The Emirati businessman who has bought a stake in the controversial Israeli soccer club Beitar Jerusalem said on Tuesday that "the door is open" to adding Arab players to its roster, a step that would make the team the last in Israel to integrate its lineup.
Sheikh Hamad bin Khalifa Al Nahyan and his Israeli partner, Moshe Hogeg, both vowed to turn the team -- which has gained notoriety for its racist fans and ban on Arab players -- into a model of coexistence.
"We want to set an example to both nations that Jews and Muslims can work together," Al Nahyan said.
Beitar announced Monday that Al Nahyan had bought a 50% stake in the club, pledging to pump $90 million into the team in the coming decade.
Beitar has gained notoriety for a small core of hardcore fans known for shouting racist epithets. It is the only major Israeli club never to have had an Arab player.
Asked about his plans for the team, Al Nahyan, a member of the Abu Dhabi ruling family, told a news conference that "the door is open" to all players, regardless of of their religion or background. He says he wants to set an example that Jews and Muslims can work together.
"I have heard a lot about the change taking place in the club and the way things are going, and I am happy to take part in that," he said upon signing the deal.
Monday's announcement, following Israel's historic agreement to establish diplomatic ties with the United Arab Emirates earlier this year, upended one of Israeli soccer's most infamous and controversial traditions.
Beitar, loosely linked to Prime Minister Benjamin Netanyahu's Likud party, is one of the country's most storied franchises, winning 13 trophies and counting Israeli presidents and prime ministers among its fans.

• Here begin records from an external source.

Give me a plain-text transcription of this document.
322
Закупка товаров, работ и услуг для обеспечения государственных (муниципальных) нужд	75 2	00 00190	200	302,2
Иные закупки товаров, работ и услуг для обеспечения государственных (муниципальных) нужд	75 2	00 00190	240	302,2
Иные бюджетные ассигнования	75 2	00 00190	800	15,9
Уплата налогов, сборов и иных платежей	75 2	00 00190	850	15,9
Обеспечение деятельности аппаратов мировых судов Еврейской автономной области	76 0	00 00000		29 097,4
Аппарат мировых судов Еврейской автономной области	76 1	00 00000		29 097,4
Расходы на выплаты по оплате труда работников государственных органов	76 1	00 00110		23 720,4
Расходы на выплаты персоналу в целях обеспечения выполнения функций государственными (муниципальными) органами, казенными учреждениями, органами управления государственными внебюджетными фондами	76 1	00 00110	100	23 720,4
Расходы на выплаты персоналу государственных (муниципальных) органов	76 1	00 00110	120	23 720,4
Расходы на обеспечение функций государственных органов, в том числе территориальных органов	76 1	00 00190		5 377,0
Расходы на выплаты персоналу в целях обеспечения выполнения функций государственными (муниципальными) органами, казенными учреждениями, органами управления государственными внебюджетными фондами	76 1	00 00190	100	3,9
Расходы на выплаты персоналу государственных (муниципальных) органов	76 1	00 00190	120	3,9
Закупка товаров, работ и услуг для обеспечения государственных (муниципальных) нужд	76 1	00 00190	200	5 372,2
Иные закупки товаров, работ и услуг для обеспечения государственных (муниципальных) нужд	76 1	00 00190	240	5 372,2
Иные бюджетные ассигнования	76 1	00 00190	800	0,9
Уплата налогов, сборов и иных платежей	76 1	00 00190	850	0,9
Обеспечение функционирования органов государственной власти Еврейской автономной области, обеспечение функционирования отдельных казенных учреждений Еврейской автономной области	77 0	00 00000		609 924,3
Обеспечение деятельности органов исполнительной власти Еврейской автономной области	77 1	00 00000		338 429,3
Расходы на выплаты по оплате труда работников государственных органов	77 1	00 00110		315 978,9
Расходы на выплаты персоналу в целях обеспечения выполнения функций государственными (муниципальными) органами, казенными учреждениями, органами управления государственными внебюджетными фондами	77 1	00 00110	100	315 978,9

But it also has drawn negative attention for being the only major club never to have an Arab player. Israel's Arab minority makes up roughly 20% of the population, and Arab players star on rival teams and the country's national squad.
Club officials have in the past said their hands were tied by a hardcore base of fans who wield significant clout over personnel decisions. A small group of fans, known as La Familia, have been known to whoop like monkeys when an opposing team's player from Africa would touch the ball and chant "death to Arabs" toward opposing Arab players.
Both Hogeg and Al Nahyan said that such behavior would not be tolerated.
"I fought [racism] since my first day [at the club] and until the last," Hogeg said. "It does not deter us, and our potential partner is aware of this threat and it is part of the reason we must act to show that Muslims and Jews can do very beautiful things together without fear."
Asked about the possibility of adding an Arab player to the roster, Al Nahyan said: "Our door is open for all the talent, no matter what is his religion or wherever he comes from.